The benefits for Ivanka's $500 billion plan help families with with sufficient income that deducting the average cost of health care in their states gets them a hefty tax refund. Many working classes pay little or nothing in federal taxes because their incomes are so low and haven't advanced in decades. 

"Child care is a major crisis in America, but the Trump plan is badly designed," says Ajay Chaudry, who served in the Obama administration and is the author of "Cradle to Kindergarten: A New Plan to Combat Inequality."

The Tax Policy Center says a couple earning $30,000 a year would get $574 back, writes CNN Money. It's a modest amount compared to the average child care bill. Stay-at-home moms or dads would not be eligible for the tax credit, but wealthier stay-at-home parents can take advantage of the deduction.

Putting a four-year-old in full-time care ranges from $4,439 a year in Mississippi to a whopping $17,863 a year in Washington D.C., according to Child Care Aware.

But others, like women's rights champion Anne-Marie Slaughter, say any progress on affordable child care should be applauded.

We disagree. For the top third of Americans to get this benefit in a form that only benefits top earners seems unconscionable after the election we just survived. One day poor people in this country will just rise up and revolt. 

Declining Goodwill for Ivanka

As for Ivanka Trump, it's fair to say that women's voices are increasingly being raised against her lack of any consideration for people of modest means. The Republican actions against Planned Parenthood and mandating that health insurance pay for contraception are singularly the top guarantee of keeping a poor woman from advancing herself and her family economically. 

The pro-life Republican party has a very narrow definition of "conscience" in their own legislative actions. And they totally ignore the reality that for Hillary voters, our "conscience" and values mandate that we help poor women advance themselves and their families in an increasingly difficult employment market for less educated Americans.

Erin Gloria Ryan wrote a scathing piece for The Daily Beast called 'Ivanka Is Where Feminism Goes to Die. 
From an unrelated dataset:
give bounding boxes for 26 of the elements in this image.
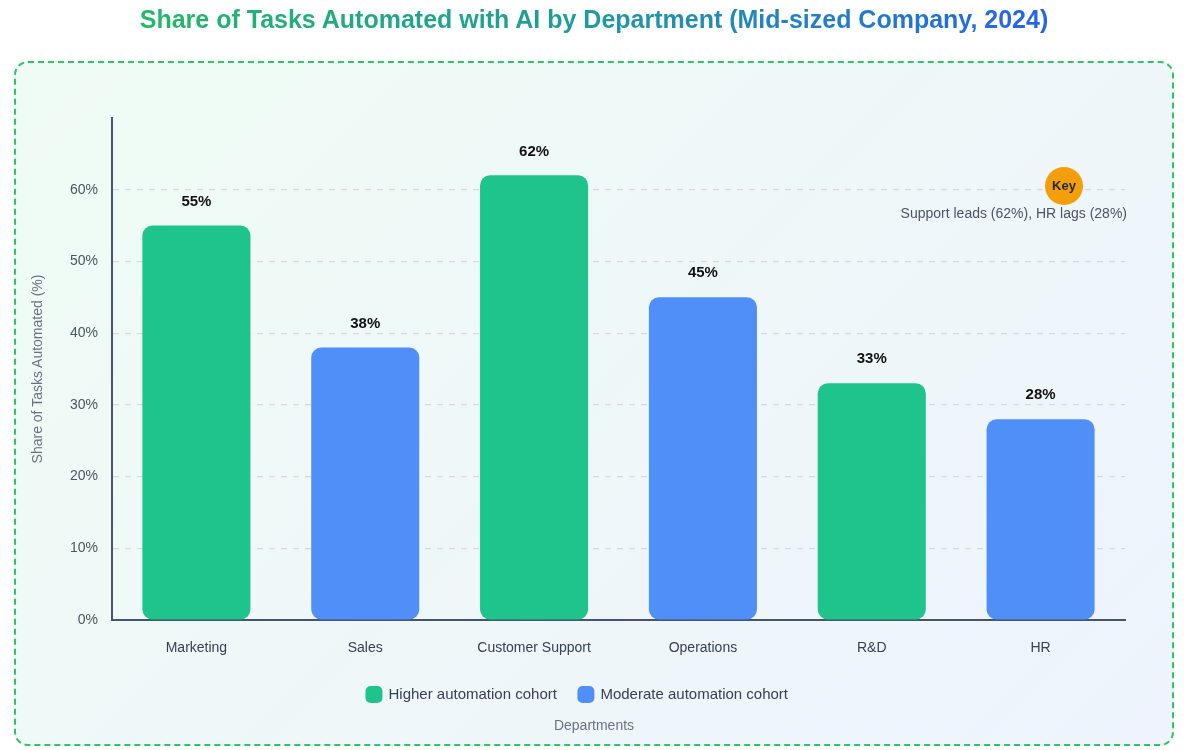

On one hand, Ivanka’s duality is incredibly frustrating to women who think and opine about feminism and who are doing it right for a living. At The Guardian, Jessica Valenti writes that Ivanka’s feminism is just a “salve” designed to cool the sting of Donald Trump’s piping hot misogyny on a public yearning to be soothed. Over at BuzzFeed, Anne Helen Peterson takes a deep dive into Ivanka’s aesthetics-reliant presence and how it serves to protect the future of her brand from the damage her association with her father’s pussy-grabbing, parent-deporting, toilet-tweeting can do. Last month in The New York Times, Jill Filipovic called out Ivanka’s “fake feminism,” writing that Trump’s eldest daughter is “a kind of post-feminist huckster, selling us traditional femininity and support of male power wrapped up in a feminist bow.” Ivanka Trump drives people who have actually done some thinking about feminism absolutely nuts.

But these are all liberal websites, Republicans protest. How about this then?
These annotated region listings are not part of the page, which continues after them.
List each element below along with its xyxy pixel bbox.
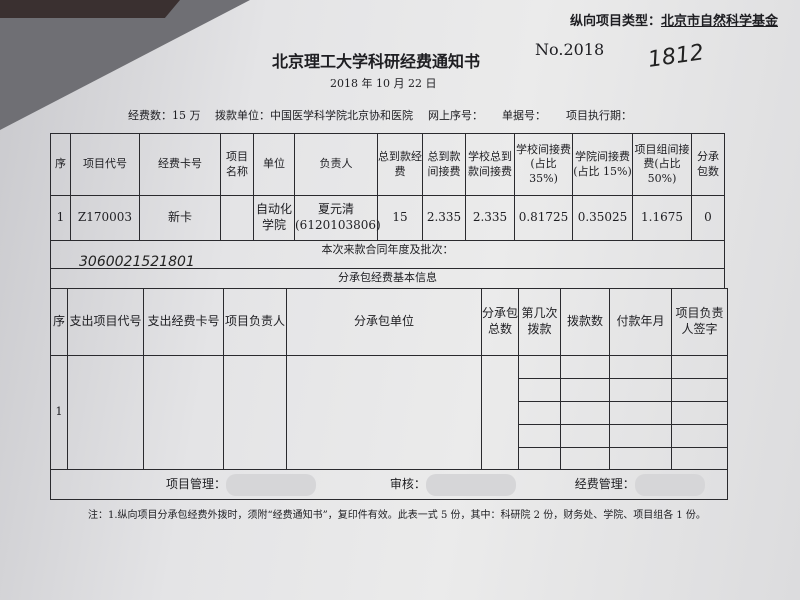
dark-edge <box>0 0 180 18</box>
cell: 新卡 <box>139 195 221 241</box>
header-cell: 分承包单位 <box>286 288 482 356</box>
header-cell: 序 <box>50 133 71 196</box>
header-cell: 第几次拨款 <box>518 288 561 356</box>
header-cell: 序 <box>50 288 68 356</box>
cell: 2.335 <box>422 195 466 241</box>
header-cell: 项目组间接费(占比 50%) <box>632 133 692 196</box>
payer: 拨款单位：中国医学科学院北京协和医院 <box>215 109 413 122</box>
cell: 2.335 <box>465 195 515 241</box>
sub-title: 分承包经费基本信息 <box>50 268 725 289</box>
table-header-row: 序 支出项目代号 支出经费卡号 项目负责人 分承包单位 分承包总数 第几次拨款 … <box>50 288 728 356</box>
funds-amount: 经费数：15 万 <box>128 109 201 122</box>
cell: 0.81725 <box>514 195 573 241</box>
document-date: 2018 年 10 月 22 日 <box>330 77 437 90</box>
cell: 1.1675 <box>632 195 692 241</box>
header-cell: 分承包数 <box>691 133 725 196</box>
header-cell: 项目名称 <box>220 133 254 196</box>
table-row: 1 Z170003 新卡 自动化学院 夏元清(6120103806) 15 2.… <box>50 195 725 241</box>
footnote: 注：1.纵向项目分承包经费外拨时，须附“经费通知书”，复印件有效。此表一式 5 … <box>88 510 706 521</box>
cell: Z170003 <box>70 195 140 241</box>
header-cell: 总到款间接费 <box>422 133 466 196</box>
document-title: 北京理工大学科研经费通知书 <box>272 52 481 71</box>
header-cell: 单位 <box>253 133 295 196</box>
table-header-row: 序 项目代号 经费卡号 项目名称 单位 负责人 总到款经费 总到款间接费 学校总… <box>50 133 725 196</box>
header-cell: 支出项目代号 <box>67 288 144 356</box>
review-label: 审核： <box>389 477 426 491</box>
header-cell: 拨款数 <box>560 288 610 356</box>
project-type: 纵向项目类型：北京市自然科学基金 <box>569 14 778 29</box>
cell: 15 <box>377 195 423 241</box>
header-cell: 项目代号 <box>70 133 140 196</box>
header-cell: 学院间接费(占比 15%) <box>572 133 633 196</box>
funds-table: 序 项目代号 经费卡号 项目名称 单位 负责人 总到款经费 总到款间接费 学校总… <box>50 133 725 289</box>
contract-handwritten: 3060021521801 <box>79 253 195 270</box>
cell: 1 <box>50 355 68 470</box>
header-cell: 学校总到款间接费 <box>465 133 515 196</box>
cell: 自动化学院 <box>253 195 295 241</box>
online-no: 网上序号： <box>428 109 483 122</box>
redacted-signature <box>226 473 317 496</box>
finance-label: 经费管理： <box>574 477 635 491</box>
header-cell: 经费卡号 <box>139 133 221 196</box>
document-number: No.2018 <box>535 40 605 59</box>
table-row: 1 <box>50 355 728 470</box>
contract-row: 本次来款合同年度及批次： 3060021521801 <box>50 240 725 270</box>
header-cell: 项目负责人签字 <box>671 288 728 356</box>
page-fold-shadow <box>0 0 250 130</box>
signature-row: 项目管理： 审核： 经费管理： <box>50 469 728 500</box>
subcontract-table: 序 支出项目代号 支出经费卡号 项目负责人 分承包单位 分承包总数 第几次拨款 … <box>50 288 728 500</box>
header-cell: 学校间接费(占比 35%) <box>514 133 573 196</box>
handwritten-number: 1812 <box>646 40 706 73</box>
redacted-signature <box>425 473 516 496</box>
cell: 0.35025 <box>572 195 633 241</box>
redacted-signature <box>634 473 705 496</box>
contract-label: 本次来款合同年度及批次： <box>321 243 454 256</box>
doc-no: 单据号： <box>502 109 546 122</box>
cell <box>220 195 254 241</box>
header-cell: 分承包总数 <box>481 288 519 356</box>
cell: 0 <box>691 195 725 241</box>
sub-title-row: 分承包经费基本信息 <box>50 268 725 289</box>
header-cell: 负责人 <box>294 133 378 196</box>
manager-label: 项目管理： <box>166 477 227 491</box>
header-cell: 项目负责人 <box>223 288 287 356</box>
cell: 夏元清(6120103806) <box>294 195 381 241</box>
header-cell: 总到款经费 <box>377 133 423 196</box>
cell: 1 <box>50 195 71 241</box>
project-period: 项目执行期： <box>566 109 632 122</box>
header-cell: 付款年月 <box>609 288 672 356</box>
header-cell: 支出经费卡号 <box>143 288 224 356</box>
When Town & Country writes a headline asking 'Does Ivanka Trump's New Child-Care Plan Help the Parents Who Need It Most? (The answer is NO . . . NO . . . NO), you know that those polite women's magazines are changing. Historically Town & Country has been a life of the rich and famous, society-gourmet publication. In 2016, Town & Country got some backbone, recognizing that issues of social justice impact the totality of America's civic life.

Get real, Ivanka. We are all watching you with plummeting expectations. At least have the guts to acknowledge when your US President Daddy and you don't agree. Send a message of some kind that you have done your best for regular Americans and not America's upper class. Otherwise you are a bona fide member of Complicit perfume users, and real feminists and supporters of advancement for ALL American women don't like your odor.